Rodriguez's temporary work at TriWest Healthcare Alliance, where he could have accessed confidential information on thousands of veterans, was a cause for concern for investigators.

 

"This guy is such a good con man that he has trained with the local Marine Corps unit here . . . he got in Camp Pendleton in San Diego with his ID," said DPS Detective Roger Wilson. "We started kind of considering this as domestic terrorism. NCIS (Naval Criminal Investigative Service) was very concerned. From that point on, the level of awareness was heightened."

 

In that regard, Rodriguez differs from run-of-the-mill military impersonators who stop at dressing up like soldiers and wearing medals they didn't earn. Simply putting up that facade could violate the Stolen Valor Act, a 2005 federal law that targets fake military heroes.
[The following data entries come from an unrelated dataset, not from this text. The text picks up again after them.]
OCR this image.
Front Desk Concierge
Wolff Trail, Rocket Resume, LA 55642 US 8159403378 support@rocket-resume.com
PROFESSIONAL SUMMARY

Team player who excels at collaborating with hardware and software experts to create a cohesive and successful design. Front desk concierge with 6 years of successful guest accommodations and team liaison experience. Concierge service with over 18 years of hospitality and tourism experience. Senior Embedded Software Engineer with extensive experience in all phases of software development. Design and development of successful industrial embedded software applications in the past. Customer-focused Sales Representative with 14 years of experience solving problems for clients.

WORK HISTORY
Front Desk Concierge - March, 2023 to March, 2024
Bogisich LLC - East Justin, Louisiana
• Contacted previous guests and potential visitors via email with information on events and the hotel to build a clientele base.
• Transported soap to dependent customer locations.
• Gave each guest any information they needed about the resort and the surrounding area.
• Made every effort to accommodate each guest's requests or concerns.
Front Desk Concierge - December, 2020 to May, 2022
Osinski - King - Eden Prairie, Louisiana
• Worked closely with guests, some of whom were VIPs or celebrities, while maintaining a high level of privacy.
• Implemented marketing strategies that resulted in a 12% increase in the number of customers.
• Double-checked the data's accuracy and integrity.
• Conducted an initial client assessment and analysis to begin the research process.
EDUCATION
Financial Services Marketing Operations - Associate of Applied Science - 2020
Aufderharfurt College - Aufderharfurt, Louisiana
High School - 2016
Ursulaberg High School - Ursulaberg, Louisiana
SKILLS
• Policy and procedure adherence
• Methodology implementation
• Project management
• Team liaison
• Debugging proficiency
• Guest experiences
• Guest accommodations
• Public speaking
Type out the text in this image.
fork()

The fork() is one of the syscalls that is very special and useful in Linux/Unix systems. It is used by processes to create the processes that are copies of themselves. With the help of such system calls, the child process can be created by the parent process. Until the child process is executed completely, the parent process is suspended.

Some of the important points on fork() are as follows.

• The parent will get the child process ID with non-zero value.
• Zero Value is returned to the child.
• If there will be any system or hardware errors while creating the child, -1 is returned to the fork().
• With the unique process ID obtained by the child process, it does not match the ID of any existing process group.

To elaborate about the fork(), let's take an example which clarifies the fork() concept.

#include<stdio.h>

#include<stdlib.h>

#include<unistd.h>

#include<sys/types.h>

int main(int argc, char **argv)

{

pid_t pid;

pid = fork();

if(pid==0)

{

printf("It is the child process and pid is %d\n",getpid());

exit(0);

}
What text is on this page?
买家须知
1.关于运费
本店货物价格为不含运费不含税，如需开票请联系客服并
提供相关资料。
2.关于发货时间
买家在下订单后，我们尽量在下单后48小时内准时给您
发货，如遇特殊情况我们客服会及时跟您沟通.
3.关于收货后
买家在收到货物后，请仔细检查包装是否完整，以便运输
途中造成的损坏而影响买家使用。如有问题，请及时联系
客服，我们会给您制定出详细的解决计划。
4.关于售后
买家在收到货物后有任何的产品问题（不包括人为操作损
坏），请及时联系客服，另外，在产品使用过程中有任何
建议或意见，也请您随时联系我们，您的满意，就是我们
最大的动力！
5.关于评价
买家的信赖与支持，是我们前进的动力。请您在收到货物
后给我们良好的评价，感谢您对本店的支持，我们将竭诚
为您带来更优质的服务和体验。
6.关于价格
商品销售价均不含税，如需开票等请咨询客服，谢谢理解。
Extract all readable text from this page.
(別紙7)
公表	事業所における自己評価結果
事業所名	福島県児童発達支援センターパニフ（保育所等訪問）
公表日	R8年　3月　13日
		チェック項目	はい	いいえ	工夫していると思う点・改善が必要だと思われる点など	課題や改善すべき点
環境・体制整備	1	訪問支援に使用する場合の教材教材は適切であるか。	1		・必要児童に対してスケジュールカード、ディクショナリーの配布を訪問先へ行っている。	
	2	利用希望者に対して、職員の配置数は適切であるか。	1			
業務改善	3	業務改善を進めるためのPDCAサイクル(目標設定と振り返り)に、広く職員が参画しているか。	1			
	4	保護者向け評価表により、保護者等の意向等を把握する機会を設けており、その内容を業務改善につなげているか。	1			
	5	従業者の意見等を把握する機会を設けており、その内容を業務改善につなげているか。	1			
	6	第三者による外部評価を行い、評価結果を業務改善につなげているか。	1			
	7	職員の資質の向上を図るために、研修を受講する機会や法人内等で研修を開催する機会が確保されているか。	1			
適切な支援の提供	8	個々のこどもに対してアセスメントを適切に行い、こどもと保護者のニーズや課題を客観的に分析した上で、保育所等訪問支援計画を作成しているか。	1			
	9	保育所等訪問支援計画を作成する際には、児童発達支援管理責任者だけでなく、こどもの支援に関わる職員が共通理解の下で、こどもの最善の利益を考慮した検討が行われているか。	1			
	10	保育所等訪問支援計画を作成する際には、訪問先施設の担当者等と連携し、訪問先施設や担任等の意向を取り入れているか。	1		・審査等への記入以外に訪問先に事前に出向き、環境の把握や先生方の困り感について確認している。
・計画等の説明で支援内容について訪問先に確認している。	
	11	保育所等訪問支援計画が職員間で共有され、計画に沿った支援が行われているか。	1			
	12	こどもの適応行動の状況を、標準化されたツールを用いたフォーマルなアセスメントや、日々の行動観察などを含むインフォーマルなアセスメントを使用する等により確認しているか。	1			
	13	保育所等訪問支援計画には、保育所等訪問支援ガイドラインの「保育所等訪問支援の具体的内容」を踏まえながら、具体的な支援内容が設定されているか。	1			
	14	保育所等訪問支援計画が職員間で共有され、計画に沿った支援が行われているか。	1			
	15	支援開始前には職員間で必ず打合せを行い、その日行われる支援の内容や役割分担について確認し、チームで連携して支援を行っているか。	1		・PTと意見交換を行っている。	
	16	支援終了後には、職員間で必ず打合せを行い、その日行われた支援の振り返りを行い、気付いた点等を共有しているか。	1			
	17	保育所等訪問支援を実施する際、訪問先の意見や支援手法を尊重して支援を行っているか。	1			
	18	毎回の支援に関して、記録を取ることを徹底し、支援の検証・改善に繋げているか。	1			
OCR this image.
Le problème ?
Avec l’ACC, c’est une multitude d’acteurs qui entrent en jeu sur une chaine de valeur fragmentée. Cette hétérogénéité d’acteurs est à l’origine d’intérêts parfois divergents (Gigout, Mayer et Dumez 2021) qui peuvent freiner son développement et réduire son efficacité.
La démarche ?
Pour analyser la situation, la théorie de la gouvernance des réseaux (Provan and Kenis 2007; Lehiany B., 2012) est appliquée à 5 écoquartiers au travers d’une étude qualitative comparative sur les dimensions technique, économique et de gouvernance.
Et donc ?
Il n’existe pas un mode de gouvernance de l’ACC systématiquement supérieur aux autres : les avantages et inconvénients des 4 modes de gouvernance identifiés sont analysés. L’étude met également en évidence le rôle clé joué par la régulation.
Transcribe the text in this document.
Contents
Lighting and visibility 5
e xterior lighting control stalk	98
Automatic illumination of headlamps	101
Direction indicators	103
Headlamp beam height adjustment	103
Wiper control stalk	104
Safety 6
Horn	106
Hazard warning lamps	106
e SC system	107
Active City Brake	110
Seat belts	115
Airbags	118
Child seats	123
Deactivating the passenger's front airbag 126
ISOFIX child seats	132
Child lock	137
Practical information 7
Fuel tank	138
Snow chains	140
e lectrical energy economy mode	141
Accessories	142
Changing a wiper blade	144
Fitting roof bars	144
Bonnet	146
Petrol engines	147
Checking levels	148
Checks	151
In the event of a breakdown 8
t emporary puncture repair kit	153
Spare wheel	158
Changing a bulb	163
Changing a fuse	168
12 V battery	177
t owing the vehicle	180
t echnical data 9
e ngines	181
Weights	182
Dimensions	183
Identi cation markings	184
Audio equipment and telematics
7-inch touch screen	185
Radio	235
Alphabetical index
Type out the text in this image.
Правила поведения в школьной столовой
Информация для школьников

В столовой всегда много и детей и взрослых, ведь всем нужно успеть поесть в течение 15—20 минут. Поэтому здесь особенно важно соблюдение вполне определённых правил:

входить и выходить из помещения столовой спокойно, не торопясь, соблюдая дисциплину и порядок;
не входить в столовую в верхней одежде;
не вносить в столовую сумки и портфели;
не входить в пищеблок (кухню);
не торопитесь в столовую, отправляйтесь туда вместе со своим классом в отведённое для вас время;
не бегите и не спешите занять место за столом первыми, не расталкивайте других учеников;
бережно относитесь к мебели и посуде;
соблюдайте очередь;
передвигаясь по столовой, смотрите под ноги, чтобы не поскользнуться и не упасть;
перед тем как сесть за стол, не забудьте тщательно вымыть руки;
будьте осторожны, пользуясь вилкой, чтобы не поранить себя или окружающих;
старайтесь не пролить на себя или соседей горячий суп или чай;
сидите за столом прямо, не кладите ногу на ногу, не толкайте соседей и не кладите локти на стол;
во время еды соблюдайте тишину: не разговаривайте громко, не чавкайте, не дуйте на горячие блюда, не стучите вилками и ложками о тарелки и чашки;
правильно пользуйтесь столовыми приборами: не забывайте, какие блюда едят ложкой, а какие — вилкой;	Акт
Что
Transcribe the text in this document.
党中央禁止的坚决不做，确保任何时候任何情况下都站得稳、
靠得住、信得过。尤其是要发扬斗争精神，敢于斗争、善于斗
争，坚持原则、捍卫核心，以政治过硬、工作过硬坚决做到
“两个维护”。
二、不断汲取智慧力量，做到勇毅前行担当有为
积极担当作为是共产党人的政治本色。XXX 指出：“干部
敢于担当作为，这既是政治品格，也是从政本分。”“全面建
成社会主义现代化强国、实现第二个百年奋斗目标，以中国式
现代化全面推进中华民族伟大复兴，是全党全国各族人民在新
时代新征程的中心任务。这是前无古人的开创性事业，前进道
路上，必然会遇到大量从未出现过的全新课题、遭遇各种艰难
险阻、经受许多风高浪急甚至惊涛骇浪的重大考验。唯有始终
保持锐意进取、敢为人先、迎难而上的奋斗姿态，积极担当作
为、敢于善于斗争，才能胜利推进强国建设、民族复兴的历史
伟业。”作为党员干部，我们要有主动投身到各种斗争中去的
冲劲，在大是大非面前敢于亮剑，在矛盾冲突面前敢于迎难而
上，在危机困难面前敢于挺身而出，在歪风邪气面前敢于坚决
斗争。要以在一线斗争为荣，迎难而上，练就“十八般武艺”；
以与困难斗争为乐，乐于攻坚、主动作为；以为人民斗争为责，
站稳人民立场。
But that law is in dispute after a federal judge in Denver ruled last month that it is an unconstitutional infringement on free-speech rights.

 

Attorney Chris Beall said he wrote a brief in support of the defendant in that case, Rick Strandlof, to protect some of the rights his father and grandfather went into the military to preserve.

 

"The trouble with that (law) is that it puts the government in the position of deciding what lies are prosecutable and what lies are protected by the First Amendment," Beall said. "I, on behalf of the (American Civil Liberties Union), take the view that we are better off allowing some people to lie than allowing the government to decide what the truth is."

 

Rodriguez's extra efforts at deception, including writing a letter to Mesa Justice of the Peace Lester Pearce explaining that he couldn't appear for a court date because he was going on a mission in Iraq, ensured prosecutors wouldn't have to rely on the Stolen Valor Act to convict him.

 

But whether Rodriguez was signing documents claiming to be a war hero or just wearing the uniform, it was enough to agitate Ryan, the former Marine who first encountered Rodriguez at the GOP meeting two years ago.

 

"I've been in the company of men who have unhesitatingly given their all; in the face of sheer peril just got up and did the deal," Ryan said. "Having seen that and having been in the company of men like that, if you claim to even be close to that, you better be right."